Diketahui, anggaran belanja dan pendapatan daerah (APBD) Kota Serang tahun 2023 mengalami defisit sekitar Rp 130 miliar.
Pada tahun 2023, anggaran belanja daerah Kota Serang mencapai Rp 1,6 triliun, sementara pendapatan daerah hanya mencapai Rp 1,4 triliun.
Kepala BPKAD Kota Serang Imam Rana Hardiana mengatakan, pihaknya saat ini tengah membahas anggaran perubahan 2023 dan anggaran APBD 2024 murni.
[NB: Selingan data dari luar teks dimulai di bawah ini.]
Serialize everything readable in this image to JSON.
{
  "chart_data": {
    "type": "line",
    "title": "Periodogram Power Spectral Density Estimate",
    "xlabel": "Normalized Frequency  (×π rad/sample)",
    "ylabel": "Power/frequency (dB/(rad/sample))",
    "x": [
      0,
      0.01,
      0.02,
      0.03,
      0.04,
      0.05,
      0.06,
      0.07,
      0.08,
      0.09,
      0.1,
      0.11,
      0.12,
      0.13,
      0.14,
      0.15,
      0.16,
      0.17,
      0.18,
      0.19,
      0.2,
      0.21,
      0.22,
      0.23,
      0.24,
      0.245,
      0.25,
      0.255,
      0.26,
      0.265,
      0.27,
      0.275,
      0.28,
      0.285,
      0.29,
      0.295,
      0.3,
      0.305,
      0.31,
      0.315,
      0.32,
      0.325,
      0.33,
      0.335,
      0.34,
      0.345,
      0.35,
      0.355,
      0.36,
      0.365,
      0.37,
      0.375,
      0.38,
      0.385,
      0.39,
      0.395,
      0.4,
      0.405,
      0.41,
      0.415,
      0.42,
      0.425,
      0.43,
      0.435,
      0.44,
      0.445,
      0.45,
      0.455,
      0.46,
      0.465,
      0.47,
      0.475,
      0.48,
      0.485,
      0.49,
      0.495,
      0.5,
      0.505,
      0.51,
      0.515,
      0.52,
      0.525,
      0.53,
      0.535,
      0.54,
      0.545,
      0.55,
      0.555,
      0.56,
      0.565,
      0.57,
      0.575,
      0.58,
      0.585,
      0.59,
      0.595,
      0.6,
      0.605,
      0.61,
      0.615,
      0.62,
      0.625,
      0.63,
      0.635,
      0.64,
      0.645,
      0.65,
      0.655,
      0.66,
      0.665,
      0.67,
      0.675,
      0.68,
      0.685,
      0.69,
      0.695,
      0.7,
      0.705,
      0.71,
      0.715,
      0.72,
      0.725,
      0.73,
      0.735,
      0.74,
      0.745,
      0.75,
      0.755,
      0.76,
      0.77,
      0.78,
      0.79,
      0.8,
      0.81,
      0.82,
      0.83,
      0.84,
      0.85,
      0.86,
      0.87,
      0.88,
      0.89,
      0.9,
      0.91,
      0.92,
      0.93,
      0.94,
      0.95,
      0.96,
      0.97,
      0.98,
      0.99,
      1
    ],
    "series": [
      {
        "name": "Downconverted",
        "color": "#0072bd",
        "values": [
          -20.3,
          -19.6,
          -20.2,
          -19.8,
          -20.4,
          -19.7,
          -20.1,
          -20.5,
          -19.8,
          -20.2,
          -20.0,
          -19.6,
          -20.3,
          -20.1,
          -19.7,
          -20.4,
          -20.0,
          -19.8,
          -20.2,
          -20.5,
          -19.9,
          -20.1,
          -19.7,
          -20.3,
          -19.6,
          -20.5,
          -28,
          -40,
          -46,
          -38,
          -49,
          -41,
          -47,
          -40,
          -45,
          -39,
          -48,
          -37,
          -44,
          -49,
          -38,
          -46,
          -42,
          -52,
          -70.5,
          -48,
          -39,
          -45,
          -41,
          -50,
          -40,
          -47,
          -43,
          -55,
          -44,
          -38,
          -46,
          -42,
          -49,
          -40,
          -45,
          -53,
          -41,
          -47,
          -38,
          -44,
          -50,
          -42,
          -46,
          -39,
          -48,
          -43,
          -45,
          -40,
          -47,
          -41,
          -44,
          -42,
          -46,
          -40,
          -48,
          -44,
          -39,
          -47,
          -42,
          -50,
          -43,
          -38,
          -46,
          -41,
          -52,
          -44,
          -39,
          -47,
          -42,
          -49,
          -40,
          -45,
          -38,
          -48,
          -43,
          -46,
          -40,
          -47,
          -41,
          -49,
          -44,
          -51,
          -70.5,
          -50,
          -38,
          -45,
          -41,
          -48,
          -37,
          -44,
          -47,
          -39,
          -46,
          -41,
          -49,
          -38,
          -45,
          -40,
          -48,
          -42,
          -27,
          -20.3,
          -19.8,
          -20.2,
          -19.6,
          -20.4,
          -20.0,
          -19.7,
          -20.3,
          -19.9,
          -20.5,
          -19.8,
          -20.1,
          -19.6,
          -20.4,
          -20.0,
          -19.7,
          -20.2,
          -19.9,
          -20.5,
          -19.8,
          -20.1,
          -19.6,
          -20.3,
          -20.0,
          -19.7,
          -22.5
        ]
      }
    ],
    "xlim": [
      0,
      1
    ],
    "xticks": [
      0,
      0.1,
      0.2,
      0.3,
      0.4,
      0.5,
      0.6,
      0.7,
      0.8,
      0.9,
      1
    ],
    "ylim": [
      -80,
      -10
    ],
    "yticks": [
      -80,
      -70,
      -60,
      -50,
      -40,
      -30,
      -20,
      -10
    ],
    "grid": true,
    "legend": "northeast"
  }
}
“Anggaran perubahan udah kita kerjakan juga. Ini sudah sampai verifikasi untuk masing-masing usulan dari setiap OPD terkait anggaran perubahan,” ujarnya, Minggu 3 September 2023.
Imam mengatakan, untuk anggaran perubahan Kota Serang saat ini akan menyesuaikan dengan perkembangan yang ada, yakni dengan mengacu pada ketentutan serta pendapatan Kota Serang.
“Jadi di perubahan itu kita menyesuaikan perkembangan yang ada sekarang. Kita harus sesuai dengan ketentuan perundang-undangan, pendapatan dan sebagainya,” katanya.
Sementara Kepala Bidang Anggaran BPKAD Kota Serang Arif Redy Winata mengatakan, Pemerintah Kota Serang saat ini akan mengefisienkan anggaran perubahan untuk menutup defisit.
“Kalau kebijakan di anggaran perubahan ini kita fokus untuk menutup defisit dulu. Jadi pertama kita pasang di anggaran murni defisitnya kan lumayan sangat besar. Ternyata dari hasil dari LHP BPK,dana SILPA kita hanya Rp 32 miliar, tidak bisa menutup defisit,” ucapnya.
“Belanja yang diefisenkan itu seperti belanja TPP (Tunjangan Perbaikan Penghasilan), dan beberapa belanja perjalanan dinas, belanja paket meeting yang kita efisiensi kan,” tuturnya.